March 2013 | Commentary | Checking In

America’s Hardened Arteries

Tags: Transportation Infrastructure, Legislation, Public Policy, and Regulations

Keith Biondo is the publisher of Inbound Logistics magazine.

Over there: They plan to build an island where none exists. And a modern port. And road and rail connections. In five years.

Over here: We study for more than two decades whether or not to dredge the Savannah River.

Over there: They measure port operation productivity in multiples of what we have here. "Compared to the best port internationally, a North American port would fail by a factor of more than four to one," says John Vickerman, president of Vickerman & Associates, a port consultant group. And, port modernization through investment in automation and new technology proceeds at a rapid pace.

Over here: "The United States lags behind others in the world in modernization of shipping terminals," says Jim Kruse of the Center for Ports & Waterways, Texas A&M Transportation Institute. "They have to become more efficient."

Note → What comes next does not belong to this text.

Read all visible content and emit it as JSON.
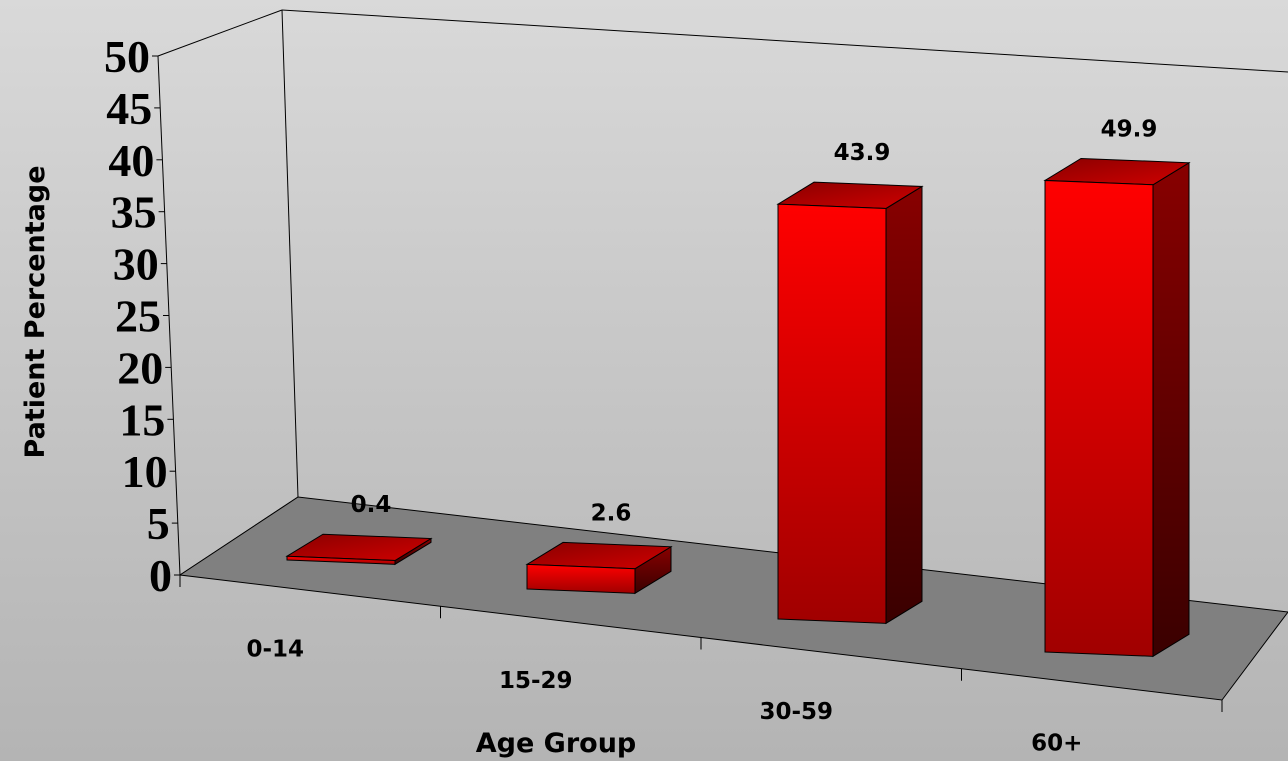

Over here: We consistently raid money set aside for transport infrastructure maintenance, redirecting resources to fund policies that buy more votes in the short term.

Over there: They take a long-term view. They are smart enough to realize that money given away now is gone forever, but money invested in transport infrastructure keeps economies growing, paying dividends for decades.

Over here: We marshal taxpayer dollars reactively—responding to short-term economic crisis, or a need to sink some political three-pointers.

Over there: Everyone must deal with domestic political realities. But some issues are so important—such as maintaining the arteries serving commerce, general economic welfare, and the common good—that they are exempted from political wrangling.

Over here: We use vast amounts of public money to fund transport projects such as bike paths for the elite few who are chasing a green dream. We also spend vast sums on underutilized light rail projects that are little more than local pork or programs to create government jobs.

Over there: They have a national transportation policy that prioritizes spending, directing resources to projects that will do the most good for the most people for the longest time. Even better, they have a global transportation policy that enhances their ability to excel in world trade.

Over here: We are making some real progress, mostly at the grass-roots level by private entities. But it is not enough. Our arteries of global trade, logistics, and commerce are hardening—while over there, they are not standing still.